The ongoing reordering of the exchange industry is continuing, with a proposed European stock exchange merger one step closer to reality, and a U.S. deal now set to close.

The proposed merger of Deutsche Boerse Group and the London Stock Exchange Group (LSE) is inching closer to reality with the news that 89% of Deutsche Boerse shares have been tendered to the proposed deal. LSE shareholders have already approved the merger, but the transaction still has to be cleared by regulators and the EU Commission.

“I would like to thank our shareholders for their clear support of this merger,” says Carsten Kengeter, chief executive of Deutsche Boerse, in a statement. “We will now focus on achieving the necessary regulatory and anti-trust approvals. This merger will create a globally competitive market infrastructure group benefitting our customers, shareholders and the wider economy.”

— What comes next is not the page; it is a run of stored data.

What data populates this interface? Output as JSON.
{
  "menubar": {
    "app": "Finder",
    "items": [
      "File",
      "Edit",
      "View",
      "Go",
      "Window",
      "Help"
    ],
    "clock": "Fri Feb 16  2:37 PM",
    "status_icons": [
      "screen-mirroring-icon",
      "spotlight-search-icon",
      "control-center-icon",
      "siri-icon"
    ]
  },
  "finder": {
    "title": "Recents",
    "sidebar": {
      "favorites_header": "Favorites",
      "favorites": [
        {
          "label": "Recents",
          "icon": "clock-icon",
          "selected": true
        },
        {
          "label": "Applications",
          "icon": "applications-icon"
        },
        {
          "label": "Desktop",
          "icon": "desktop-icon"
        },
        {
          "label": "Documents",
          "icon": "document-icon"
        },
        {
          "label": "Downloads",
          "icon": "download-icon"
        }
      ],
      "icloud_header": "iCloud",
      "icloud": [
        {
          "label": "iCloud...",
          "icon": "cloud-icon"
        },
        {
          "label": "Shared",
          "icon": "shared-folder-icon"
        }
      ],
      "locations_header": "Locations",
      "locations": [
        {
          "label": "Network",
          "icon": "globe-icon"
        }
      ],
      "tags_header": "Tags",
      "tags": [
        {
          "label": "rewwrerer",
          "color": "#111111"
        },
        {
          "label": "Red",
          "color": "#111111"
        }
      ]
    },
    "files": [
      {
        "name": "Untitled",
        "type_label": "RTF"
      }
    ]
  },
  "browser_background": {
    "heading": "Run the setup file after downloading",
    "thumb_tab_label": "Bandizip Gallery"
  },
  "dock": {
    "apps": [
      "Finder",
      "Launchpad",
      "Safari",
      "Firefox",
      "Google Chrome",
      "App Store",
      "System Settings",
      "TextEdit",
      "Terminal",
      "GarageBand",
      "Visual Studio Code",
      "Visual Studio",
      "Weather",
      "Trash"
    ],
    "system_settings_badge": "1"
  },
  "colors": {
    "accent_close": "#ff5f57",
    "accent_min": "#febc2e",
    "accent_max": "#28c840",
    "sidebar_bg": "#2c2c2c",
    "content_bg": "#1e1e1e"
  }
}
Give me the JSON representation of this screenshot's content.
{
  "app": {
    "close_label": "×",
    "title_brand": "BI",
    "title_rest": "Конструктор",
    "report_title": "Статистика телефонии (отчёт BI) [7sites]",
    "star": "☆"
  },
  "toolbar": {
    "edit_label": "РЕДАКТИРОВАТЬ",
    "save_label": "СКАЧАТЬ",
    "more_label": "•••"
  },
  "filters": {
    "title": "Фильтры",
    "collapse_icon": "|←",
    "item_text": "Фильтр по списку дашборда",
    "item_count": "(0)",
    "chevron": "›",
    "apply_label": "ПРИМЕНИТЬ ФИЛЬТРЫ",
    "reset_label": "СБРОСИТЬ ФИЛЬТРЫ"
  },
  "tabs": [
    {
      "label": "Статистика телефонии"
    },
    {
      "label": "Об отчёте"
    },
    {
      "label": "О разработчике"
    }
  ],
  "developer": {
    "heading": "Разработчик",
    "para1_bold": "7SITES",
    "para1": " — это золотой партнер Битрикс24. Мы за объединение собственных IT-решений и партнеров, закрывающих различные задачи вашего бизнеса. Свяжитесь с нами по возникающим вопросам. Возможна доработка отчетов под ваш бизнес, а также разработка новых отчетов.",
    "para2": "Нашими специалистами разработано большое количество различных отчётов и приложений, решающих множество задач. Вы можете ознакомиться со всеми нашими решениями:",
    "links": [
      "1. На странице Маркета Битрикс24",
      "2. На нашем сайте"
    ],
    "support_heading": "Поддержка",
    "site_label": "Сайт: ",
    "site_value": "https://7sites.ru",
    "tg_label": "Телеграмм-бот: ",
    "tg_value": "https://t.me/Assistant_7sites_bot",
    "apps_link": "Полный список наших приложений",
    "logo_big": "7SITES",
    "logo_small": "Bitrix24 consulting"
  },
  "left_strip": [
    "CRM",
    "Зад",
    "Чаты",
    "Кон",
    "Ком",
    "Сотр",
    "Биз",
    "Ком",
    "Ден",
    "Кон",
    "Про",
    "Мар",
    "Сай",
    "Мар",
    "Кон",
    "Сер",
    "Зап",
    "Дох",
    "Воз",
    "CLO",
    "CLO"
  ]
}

Separately, Altanta-based Intercontinental Exchange Inc. (ICE) announced on Wednesday it expects to close its acquisition of S&P Global’s Securities Evaluations (SPSE) and Credit Market Analysis (CMA) divisions in October, after receiving clearance for the deal from the U.S. Department of Justice.

Once the transaction closes, the two units will become part of ICE Data Services. The deal, which was announced in March, aims to expand ICE’s reach in the data and valuation services market.

“We believe this transaction will support ICE Data Services’ strong commitment to drive innovation and best-in-class service to meet our customers’ growing data needs,” says Lynn Martin, president and chief operating officer of ICE Data Services, in a statement.